HTTPS adds Transport Layer Security (TLS) to the Hypertext Transfer Protocol (HTTP), using digital certificates to verify the identity of websites that are being contacted and encrypting traffic between the server and client. This makes it more difficult for sites to be spoofed and protects data in transit. But it is not a complete security solution. It guarantees the integrity of the connection between systems, but not the systems themselves. It does not protect the systems from attacks by hackers.
But because HTTPS is economical—both in terms of cost and effort to implement and in computational overhead—it is a relatively cheap way to get good, if not perfect, privacy.
The secure protocol already was in use in some government sites, primarily those containing sensitive information or handling transactions. Ruff, whose company delivers online content for 14 of 15 cabinet-level agencies, said that before the mandate about 30 percent of sites were using HTTPS. The latest survey of more than 1,100 sites by the Federal CIO Council, done Aug. 5, found 52 percent supported HTTPS.
For many agencies using a content delivery or other service providers, turning on HTTPS in the cloud is a simple matter. And many service providers can manage digital certificates, which can be a significant task in implementing and maintaining the secure protocol.
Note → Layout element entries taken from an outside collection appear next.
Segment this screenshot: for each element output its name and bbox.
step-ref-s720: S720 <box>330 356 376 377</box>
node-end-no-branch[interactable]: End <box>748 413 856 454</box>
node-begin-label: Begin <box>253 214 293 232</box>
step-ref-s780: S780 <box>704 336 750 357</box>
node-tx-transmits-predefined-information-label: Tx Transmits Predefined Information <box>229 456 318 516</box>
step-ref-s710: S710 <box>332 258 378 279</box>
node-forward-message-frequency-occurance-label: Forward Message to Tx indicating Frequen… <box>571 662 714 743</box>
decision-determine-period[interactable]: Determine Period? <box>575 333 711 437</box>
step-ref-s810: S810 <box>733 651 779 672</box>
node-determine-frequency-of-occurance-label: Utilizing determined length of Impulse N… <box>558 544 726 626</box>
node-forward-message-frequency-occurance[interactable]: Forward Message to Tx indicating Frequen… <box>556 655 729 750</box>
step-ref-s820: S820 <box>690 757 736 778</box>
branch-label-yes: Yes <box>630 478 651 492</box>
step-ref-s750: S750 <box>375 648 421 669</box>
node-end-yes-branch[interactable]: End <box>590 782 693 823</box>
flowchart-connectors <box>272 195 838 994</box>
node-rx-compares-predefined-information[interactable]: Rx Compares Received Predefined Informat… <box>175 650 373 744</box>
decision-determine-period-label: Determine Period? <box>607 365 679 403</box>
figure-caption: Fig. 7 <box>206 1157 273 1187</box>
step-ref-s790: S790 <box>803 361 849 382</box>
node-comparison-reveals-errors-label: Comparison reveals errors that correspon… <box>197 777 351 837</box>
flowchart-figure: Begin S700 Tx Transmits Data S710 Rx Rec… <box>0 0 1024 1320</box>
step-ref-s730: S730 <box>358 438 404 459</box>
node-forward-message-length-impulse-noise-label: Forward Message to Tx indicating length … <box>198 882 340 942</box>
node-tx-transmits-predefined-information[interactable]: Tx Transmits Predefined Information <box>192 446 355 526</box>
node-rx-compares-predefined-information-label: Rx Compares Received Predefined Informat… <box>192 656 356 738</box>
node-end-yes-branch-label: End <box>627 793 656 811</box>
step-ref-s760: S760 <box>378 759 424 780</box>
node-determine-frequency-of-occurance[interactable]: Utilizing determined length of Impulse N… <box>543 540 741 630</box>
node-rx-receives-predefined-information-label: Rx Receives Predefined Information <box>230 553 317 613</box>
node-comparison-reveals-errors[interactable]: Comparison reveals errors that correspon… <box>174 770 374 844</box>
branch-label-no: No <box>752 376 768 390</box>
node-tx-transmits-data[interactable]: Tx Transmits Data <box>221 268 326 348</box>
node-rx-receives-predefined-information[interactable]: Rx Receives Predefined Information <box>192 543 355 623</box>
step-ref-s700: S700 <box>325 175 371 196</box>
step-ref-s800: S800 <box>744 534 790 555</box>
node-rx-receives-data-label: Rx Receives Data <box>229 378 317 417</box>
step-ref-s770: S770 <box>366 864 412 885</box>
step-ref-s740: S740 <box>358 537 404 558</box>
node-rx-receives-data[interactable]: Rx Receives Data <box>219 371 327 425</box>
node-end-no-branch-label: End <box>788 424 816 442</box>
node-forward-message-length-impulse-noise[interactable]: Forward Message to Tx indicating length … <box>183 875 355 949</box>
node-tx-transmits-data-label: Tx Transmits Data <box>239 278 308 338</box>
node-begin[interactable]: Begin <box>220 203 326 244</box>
But although HTTPS might be relatively economical and easy to deploy, it is not free.
“Implementing an HTTPS-only standard does not come without a cost,” the memo acknowledges. These include identifying assets and planning for deployment as well as the financial cost of procuring a certificate and the administrative burden of maintenance.
Mixed content from external resources also must be managed. When this content is being loaded onto a HTTPS site, many browsers will not display it if it comes from an unsecured source. For some sites, updating, replacing or removing references to these unsecured resources can be the most time-consuming part of the migration.
The relatively low percentage of sites that implemented HTTPS does not mean that progress is not being made. The mandate calls for agencies to prioritize deployment of the protocol based on risk, and Ruff says this appears to be happening. Many sites with sensitive personal data or on which transactions are conducted now are protected, while static public information sites hosting only “brochure-ware” are being left for later.
Still, later isn’t very far off; it is only a little more than four months to the Dec. 31 deadline. Realistically, we are not likely to see 100 percent compliance by then, but agencies should make the effort to ensure that sensitive information and transactions are being protected.